Spiragli di speranza

La volontaria carpigiana Camilla Cattini di Mediterranea racconta l’esperienza della missione umanitaria vissuta in Ucraina

di Virginia Panzani

“Artigiani di pace”. E’ con un’espressione cara a Papa Francesco che ci piace definire i volontari della delegazione di Mediterranea Saving Humans Emilia-Romagna che il 31 dicembre scorso sono partiti da Bologna alla volta di Leopoli – in ucraino “Lviv” – con sei furgoni carichi di aiuti umanitari. Fra di loro anche la ventiduenne Camilla Cattini, cresciuta nel gruppo scout Carpi 4 di Quartirolo, laureata in Design del Prodotto Industriale al Politecnico di Milano, tra i fondatori dell’“Equipaggio di Terra” di Mediterranea Carpi. Un viaggio concretizzatosi grazie alla generosità di tanti che, in tutta la nostra regione, hanno donato generi di prima necessità rispondendo all’appello di Mediterranea. Anche Carpi ha contribuito, con la parrocchia di Quartirolo a fare da punto di raccolta. A Camilla abbiamo chiesto di raccontarci l’intensa esperienza vissuta in Ucraina.
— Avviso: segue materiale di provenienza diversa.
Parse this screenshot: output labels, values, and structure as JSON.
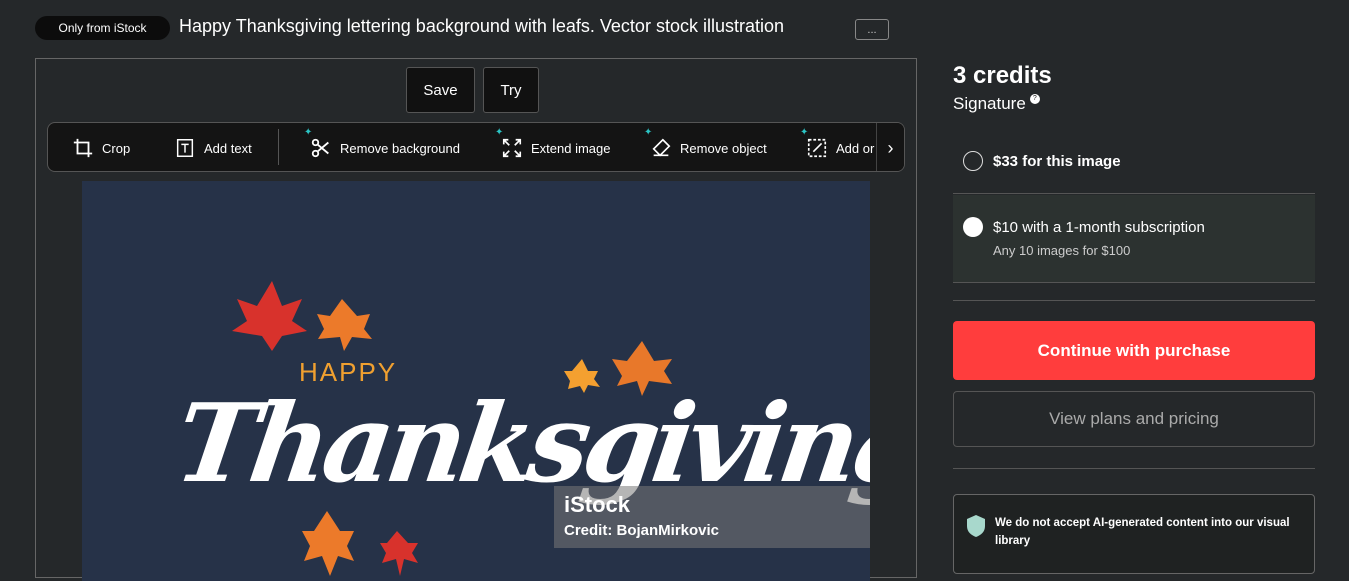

Camilla, perché hai deciso di andare a Leopoli? Come si è svolto il viaggio? E qual è stata la risposta alla raccolta promossa da Mediterranea?

Circa ogni due mesi, Mediterranea organizza missioni di rifornimento verso Leopoli, alternandole o svolgendole contemporaneamente alle missioni sanitarie. Quando ad ottobre hanno cercato attiviste e attivisti dall’Emilia Romagna, ho risposto istintivamente offrendo la mia disponibilità.